As Corker notes in a letter sent to Secretary of State John Kerry Wednesday, and obtained by Fox News, the U.N. and its troop providing countries have “analyzed and reported on this issue, but meaningful action to date has been insufficient. The United States must take the lead in matching words with action.”

A Corker aide further told Fox News that the Senator has been” shocked by the reporting and frustrated with the evident inability of the U.N. to put in place appropriate rules and safeguards to bring an end to acts that undermine the essential legitimacy of these missions. Peacekeepers are supposed to be helping local populations, not further victimizing them.”

Among his proposals:

  • Encourage countries that contribute troops to U.N. peacekeeping missions—there are currently 16, largely in Africa and the Middle East—to set up on-site military tribunals to deal quickly with sex-crime allegations. “Not only is this in accordance with current U.N. policy that requires peacekeepers to be tried by their national government, but it also ensures that military justice authorities have access to witnesses and evidence,” the letter says.
  • Urge the U.N. Security Council, which decides on peacekeeping missions, to create its own ombudsman for peacekeeping oversight and report whenever peacekeeping mandates are renewed.
  • Start a process in the Security Council and U.N. Secretariat to establish a “standing claims commission” in every peacekeeping mission to deal with, among other things, civilian claims of alleged sexual abuse. The commissions would be empowered to pay civil damages for harm done, something that the U.N. largely avoids under its diplomatic immunity.

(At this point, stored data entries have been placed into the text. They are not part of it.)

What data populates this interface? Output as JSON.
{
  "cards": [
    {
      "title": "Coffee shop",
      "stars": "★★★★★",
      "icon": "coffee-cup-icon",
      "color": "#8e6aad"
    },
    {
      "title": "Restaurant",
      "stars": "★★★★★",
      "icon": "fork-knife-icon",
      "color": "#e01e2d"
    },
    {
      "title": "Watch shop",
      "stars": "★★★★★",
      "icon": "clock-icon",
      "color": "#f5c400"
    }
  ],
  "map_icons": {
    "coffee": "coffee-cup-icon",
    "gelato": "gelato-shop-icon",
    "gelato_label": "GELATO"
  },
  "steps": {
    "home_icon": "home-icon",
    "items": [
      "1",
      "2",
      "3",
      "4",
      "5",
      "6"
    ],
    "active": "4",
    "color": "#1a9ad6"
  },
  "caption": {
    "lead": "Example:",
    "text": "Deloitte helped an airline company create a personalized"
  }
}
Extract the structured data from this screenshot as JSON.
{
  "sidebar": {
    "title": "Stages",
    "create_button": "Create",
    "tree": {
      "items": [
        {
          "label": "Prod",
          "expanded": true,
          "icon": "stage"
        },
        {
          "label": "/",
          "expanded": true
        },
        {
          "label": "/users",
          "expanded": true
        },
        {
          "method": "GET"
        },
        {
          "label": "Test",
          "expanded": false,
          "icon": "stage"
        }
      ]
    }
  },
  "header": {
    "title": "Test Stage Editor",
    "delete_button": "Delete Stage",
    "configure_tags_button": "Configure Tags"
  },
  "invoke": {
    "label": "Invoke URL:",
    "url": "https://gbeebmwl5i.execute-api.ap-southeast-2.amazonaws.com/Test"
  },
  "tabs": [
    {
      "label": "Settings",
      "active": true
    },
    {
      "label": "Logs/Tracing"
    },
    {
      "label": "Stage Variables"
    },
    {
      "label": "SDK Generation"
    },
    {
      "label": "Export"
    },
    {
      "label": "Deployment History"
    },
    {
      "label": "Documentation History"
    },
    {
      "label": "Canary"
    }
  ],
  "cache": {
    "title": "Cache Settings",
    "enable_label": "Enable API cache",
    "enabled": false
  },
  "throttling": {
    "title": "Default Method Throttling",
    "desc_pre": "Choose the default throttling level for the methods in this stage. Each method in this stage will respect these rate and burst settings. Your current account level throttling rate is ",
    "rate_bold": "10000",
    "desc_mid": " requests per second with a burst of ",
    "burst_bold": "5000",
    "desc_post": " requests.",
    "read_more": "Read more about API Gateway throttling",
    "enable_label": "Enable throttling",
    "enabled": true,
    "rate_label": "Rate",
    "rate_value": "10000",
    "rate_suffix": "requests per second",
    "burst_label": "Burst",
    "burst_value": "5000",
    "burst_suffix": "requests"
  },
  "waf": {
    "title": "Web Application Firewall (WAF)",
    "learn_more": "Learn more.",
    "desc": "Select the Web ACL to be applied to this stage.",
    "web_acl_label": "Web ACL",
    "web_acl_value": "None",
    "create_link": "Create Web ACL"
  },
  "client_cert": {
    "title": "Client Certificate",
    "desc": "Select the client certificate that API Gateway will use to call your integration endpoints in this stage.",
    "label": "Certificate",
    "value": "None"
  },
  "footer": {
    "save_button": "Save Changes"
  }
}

As the Corker letter notes, claims commissions are allowed under the terms of U.N. immunity, but since 1990, the letter adds, “reports indicate” that the U.N. has never established even one while signing 32 separate agreements governing the establishment of peacekeeping forces.

  • Urge the U.N. to develop a policy to cut off training funds to, or even suspend participation in peacekeeping operations entirely by countries that have the highest rate of sexual offenses among their blue-helmeted forces. 

CLICK HERE FOR THE LETTER

Many of those ideas ought to look familiar to U.N. Secretary General Ban Ki-moon, who has promoted several of them—the standing claims commission idea a notable exception—as part of his not hugely successful efforts to push reforms on the topic for much of his eight-year tenure.

Further urgency has recently been added by a peacekeeping sex abuse scandal involving non-U.N. troops in the Central African Republic, which led to the temporary suspension and continuing investigation of a senior U.N. human rights staffer who bypassed normal channels to report the allegations directly to French authorities in a bid to immediately end alleged abuse of children aged 8 to 13.

The subsequent uproar led Secretary-General Ban to create a three-person “external independent review” to examine the U.N.’s handling of the Central African Republic case, “as well as a broad range of systematic issues related to how the U.N. responds to serious information of this kind.”

The review panel was initially supposed to report in early September. That deadline was subsequently extended to the first week in November.